Real estate tycoon Harry Macklowe’s company, through an affiliate, wants to build a pair of 25-story towers on 1.7 acres it plans to purchase from Miami-based Rilea Group, according to a project application submitted to Miami-Dade County last week.
Macklowe Properties’ proposal includes 11,455 square feet of retail; 27,725 square feet of amenities; and 614 parking spaces. Units would average 834 square feet, according to the application.
The property is in an unincorporated area south of Snapper Creek Canal, and between the mall and the Metrorail tracks. The Dadeland North station is within walking distance from the site.
Rilea bought the land in 2015 from an affiliate of Florida East Coast Industries for $13 million, property records show. It planned a somewhat similar project as Macklowe Properties’, except with fewer apartments in shorter buildings, and more retail space, according to previous media reports.
Macklowe Properties is asking the county for a modification of the approved site plan, with a pre-application meeting with county staff members scheduled for March 3, according to the filing.
Harry Macklowe, who founded his namesake company in the mid-1960s, built his legacy in New York with projects such as the 432 Park Avenue residential skyscraper, developed with CIM Group; and the 510 Madison office tower.
The 85-year-old also has experienced ups and downs in his career, losing the GM Building and other office assets.

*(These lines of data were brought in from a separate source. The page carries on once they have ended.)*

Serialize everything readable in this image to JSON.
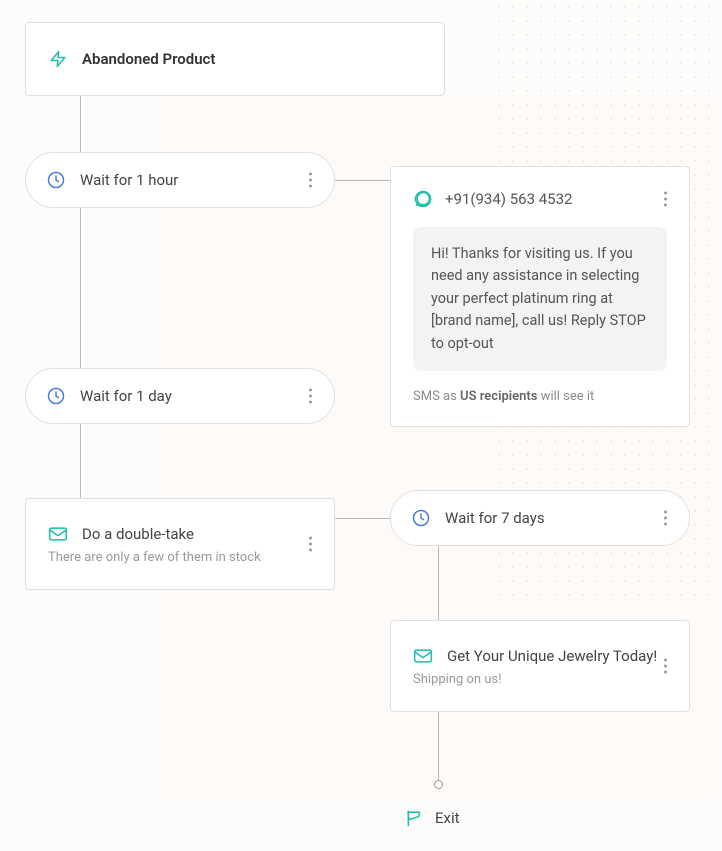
{
  "start": {
    "title": "Abandoned Product"
  },
  "wait": {
    "hour": "Wait for 1 hour",
    "day": "Wait for 1 day",
    "week": "Wait for 7 days"
  },
  "email": {
    "doubleTake": {
      "title": "Do a double-take",
      "subtitle": "There are only a few of them in stock"
    },
    "jewelry": {
      "title": "Get Your Unique Jewelry Today!",
      "subtitle": "Shipping on us!"
    }
  },
  "sms": {
    "phone": "+91(934) 563 4532",
    "message": "Hi! Thanks for visiting us. If you need any assistance in selecting your perfect platinum ring at [brand name], call us! Reply STOP to opt-out",
    "note_prefix": "SMS as ",
    "note_bold": "US recipients",
    "note_suffix": " will see it"
  },
  "exit": {
    "label": "Exit"
  }
}
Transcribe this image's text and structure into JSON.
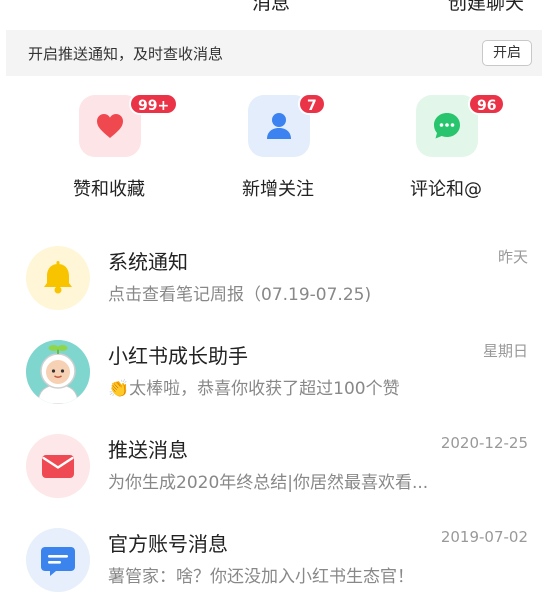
{
  "header": {
    "title": "消息",
    "right_action": "创建聊天"
  },
  "banner": {
    "text": "开启推送通知，及时查收消息",
    "button": "开启"
  },
  "quick_actions": [
    {
      "label": "赞和收藏",
      "badge": "99+",
      "icon": "heart-icon"
    },
    {
      "label": "新增关注",
      "badge": "7",
      "icon": "person-icon"
    },
    {
      "label": "评论和@",
      "badge": "96",
      "icon": "comment-icon"
    }
  ],
  "messages": [
    {
      "title": "系统通知",
      "preview": "点击查看笔记周报（07.19-07.25)",
      "time": "昨天",
      "icon": "bell-icon"
    },
    {
      "title": "小红书成长助手",
      "preview": "👏太棒啦，恭喜你收获了超过100个赞",
      "time": "星期日",
      "icon": "astronaut-avatar"
    },
    {
      "title": "推送消息",
      "preview": "为你生成2020年终总结|你居然最喜欢看...",
      "time": "2020-12-25",
      "icon": "envelope-icon"
    },
    {
      "title": "官方账号消息",
      "preview": "薯管家：啥？你还没加入小红书生态官！",
      "time": "2019-07-02",
      "icon": "chat-box-icon"
    }
  ],
  "colors": {
    "badge": "#ea3347",
    "heart_tile": "#fde4e6",
    "heart": "#f0484f",
    "person_tile": "#e3edfb",
    "person": "#3c82f0",
    "comment_tile": "#e2f6ea",
    "comment": "#29c46e",
    "bell_bg": "#fff6d8",
    "bell": "#f8c400",
    "mail_bg": "#fde7e8",
    "mail": "#ef4a53",
    "official_bg": "#e6effb",
    "official": "#3b84ee"
  }
}
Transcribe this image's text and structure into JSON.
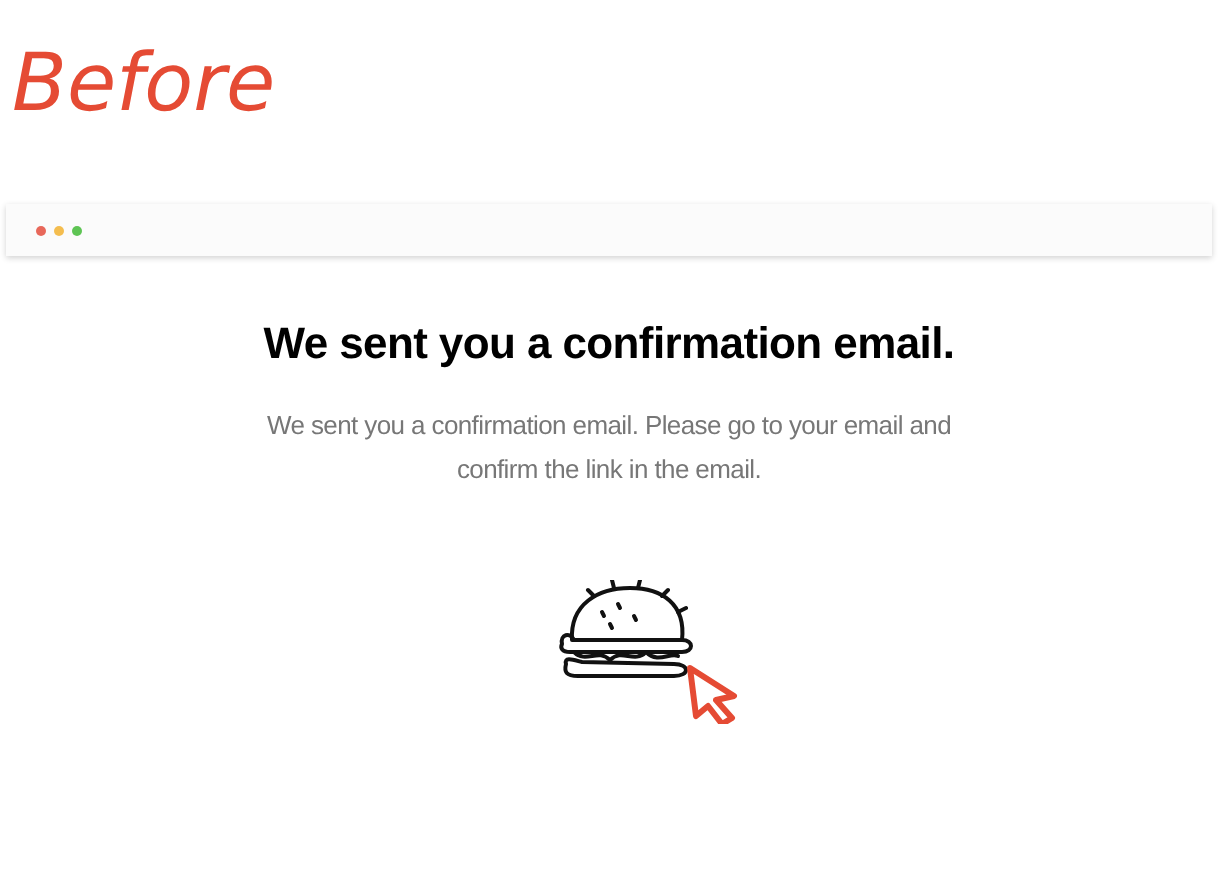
{
  "label": "Before",
  "browser": {
    "window_controls": [
      {
        "color": "#e8685a"
      },
      {
        "color": "#f4bd4f"
      },
      {
        "color": "#5ec454"
      }
    ]
  },
  "page": {
    "heading": "We sent you a confirmation email.",
    "message": "We sent you a confirmation email. Please go to your email and confirm the link in the email."
  }
}
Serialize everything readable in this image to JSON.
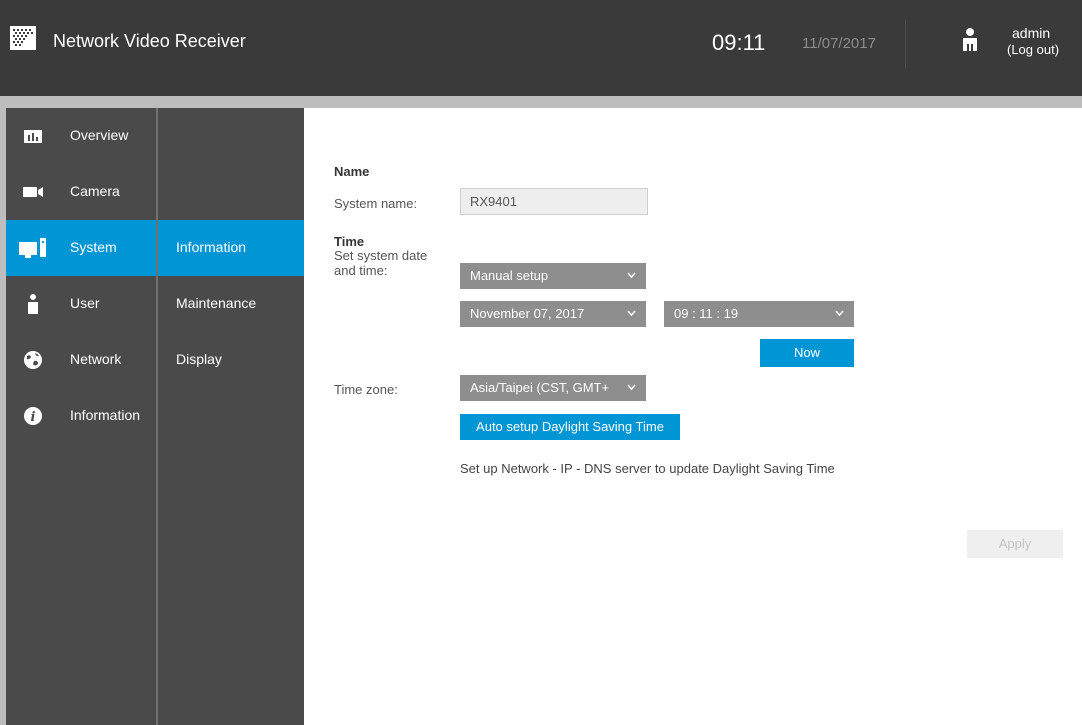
{
  "header": {
    "app_title": "Network Video Receiver",
    "time": "09:11",
    "date": "11/07/2017",
    "user": "admin",
    "logout": "(Log out)"
  },
  "sidebar": {
    "items": [
      {
        "label": "Overview",
        "icon": "bar-chart-icon"
      },
      {
        "label": "Camera",
        "icon": "camera-icon"
      },
      {
        "label": "System",
        "icon": "monitor-icon",
        "active": true
      },
      {
        "label": "User",
        "icon": "user-icon"
      },
      {
        "label": "Network",
        "icon": "globe-icon"
      },
      {
        "label": "Information",
        "icon": "info-icon"
      }
    ],
    "subitems": [
      {
        "label": "Information",
        "active": true
      },
      {
        "label": "Maintenance"
      },
      {
        "label": "Display"
      }
    ]
  },
  "main": {
    "name_section": "Name",
    "system_name_label": "System name:",
    "system_name_value": "RX9401",
    "time_section": "Time",
    "set_datetime_label_1": "Set system date",
    "set_datetime_label_2": "and time:",
    "setup_mode": "Manual setup",
    "date_value": "November 07, 2017",
    "time_value": "09 : 11 : 19",
    "now_button": "Now",
    "timezone_label": "Time zone:",
    "timezone_value": "Asia/Taipei (CST, GMT+",
    "dst_button": "Auto setup Daylight Saving Time",
    "dst_note": "Set up Network - IP - DNS server to update Daylight Saving Time",
    "apply_button": "Apply"
  },
  "colors": {
    "accent": "#0096d6",
    "header_bg": "#3a3a3a",
    "sidebar_bg": "#4a4a4a"
  }
}
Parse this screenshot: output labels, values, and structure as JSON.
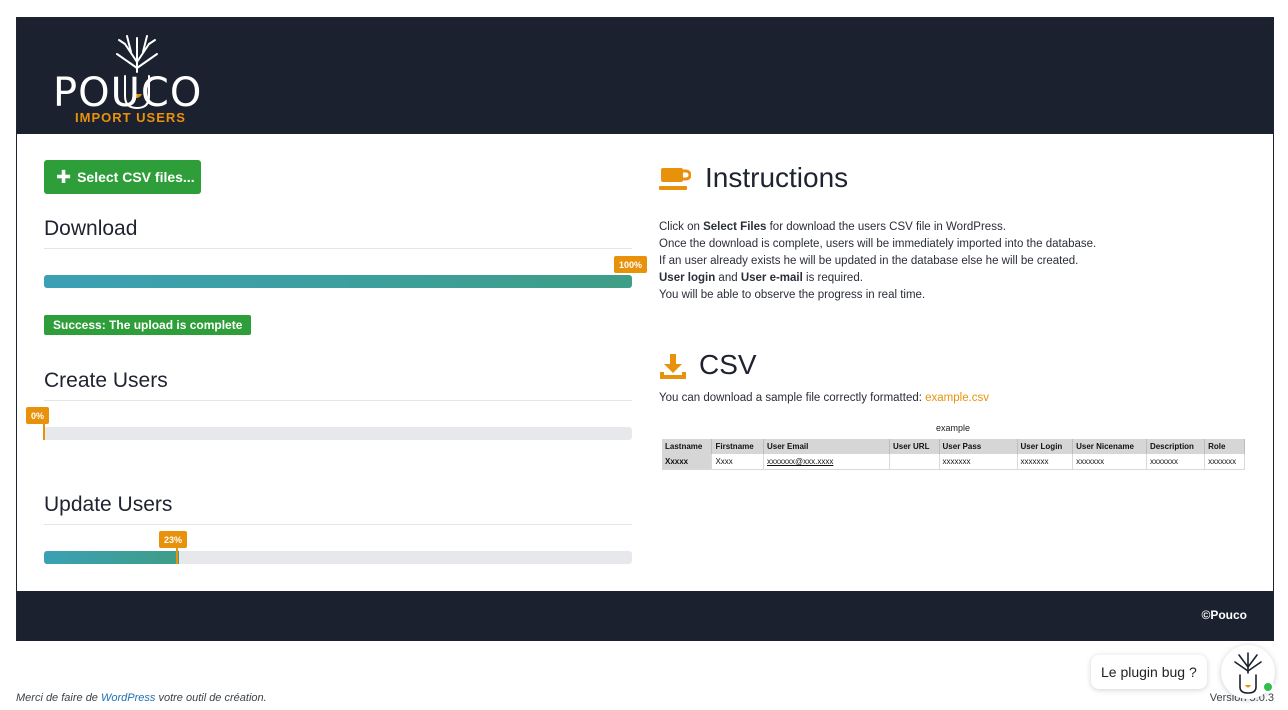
{
  "header": {
    "logo_word": "POUCO",
    "logo_sub": "IMPORT USERS"
  },
  "left": {
    "select_button": "Select CSV files...",
    "download": {
      "title": "Download",
      "percent_label": "100%",
      "progress": 1.0,
      "status": "Success: The upload is complete"
    },
    "create": {
      "title": "Create Users",
      "percent_label": "0%",
      "progress": 0.0
    },
    "update": {
      "title": "Update Users",
      "percent_label": "23%",
      "progress": 0.23
    }
  },
  "instructions": {
    "title": "Instructions",
    "line1_pre": "Click on ",
    "line1_bold": "Select Files",
    "line1_post": " for download the users CSV file in WordPress.",
    "line2": "Once the download is complete, users will be immediately imported into the database.",
    "line3": "If an user already exists he will be updated in the database else he will be created.",
    "line4_bold1": "User login",
    "line4_mid": " and ",
    "line4_bold2": "User e-mail",
    "line4_post": " is required.",
    "line5": "You will be able to observe the progress in real time."
  },
  "csv": {
    "title": "CSV",
    "text": "You can download a sample file correctly formatted: ",
    "link": "example.csv",
    "example_caption": "example",
    "columns": [
      "Lastname",
      "Firstname",
      "User Email",
      "User URL",
      "User Pass",
      "User Login",
      "User Nicename",
      "Description",
      "Role"
    ],
    "row": [
      "Xxxxx",
      "Xxxx",
      "xxxxxxx@xxx.xxxx",
      "",
      "xxxxxxx",
      "xxxxxxx",
      "xxxxxxx",
      "xxxxxxx",
      "xxxxxxx"
    ]
  },
  "footer": {
    "copyright": "©Pouco"
  },
  "wp": {
    "credit_pre": "Merci de faire de ",
    "credit_link": "WordPress",
    "credit_post": " votre outil de création.",
    "version": "Version 5.0.3"
  },
  "help": {
    "bubble": "Le plugin bug ?"
  },
  "colors": {
    "accent": "#e8920c",
    "success": "#2e9e3a",
    "dark": "#1c2130",
    "progress": "#3ba0b5"
  }
}
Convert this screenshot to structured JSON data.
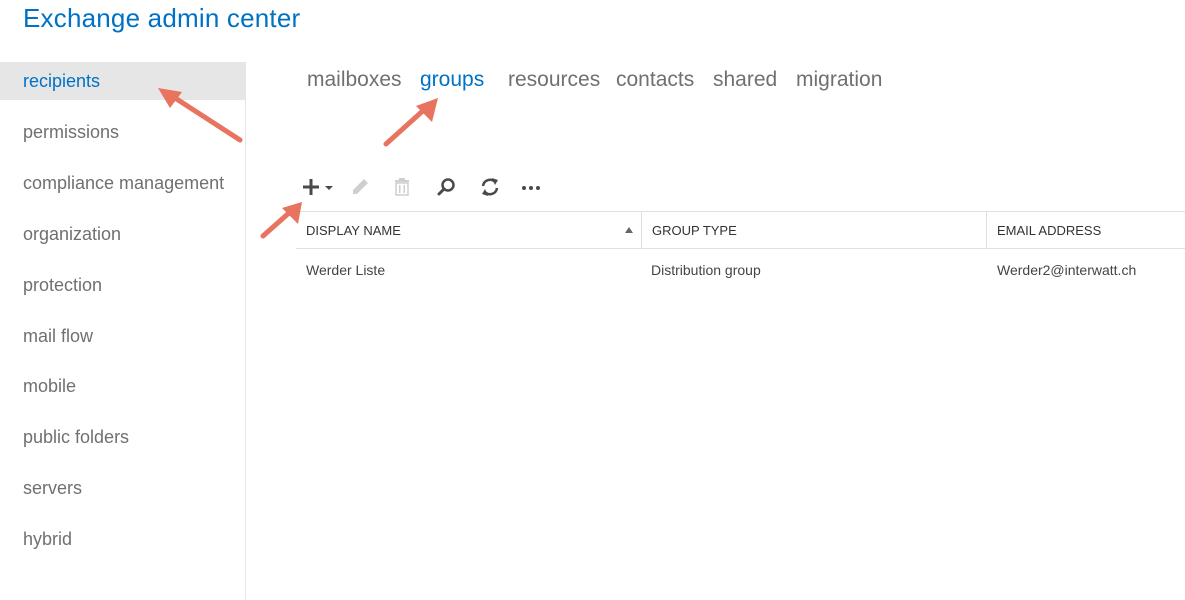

Rilea, led by Alan and Diego Ojeda, co-developed The Bond condominium in Miami’s Brickell, among other projects. Its more recent developments include the planned 225-unit, 12-story Mohawk at Wynwood apartment project, on a site Rilea purchased for $22 million last year.
The South Florida multifamily market is booming, largely because of demand from newcomers. This has pushed up rents and caused development and investment demand to soar.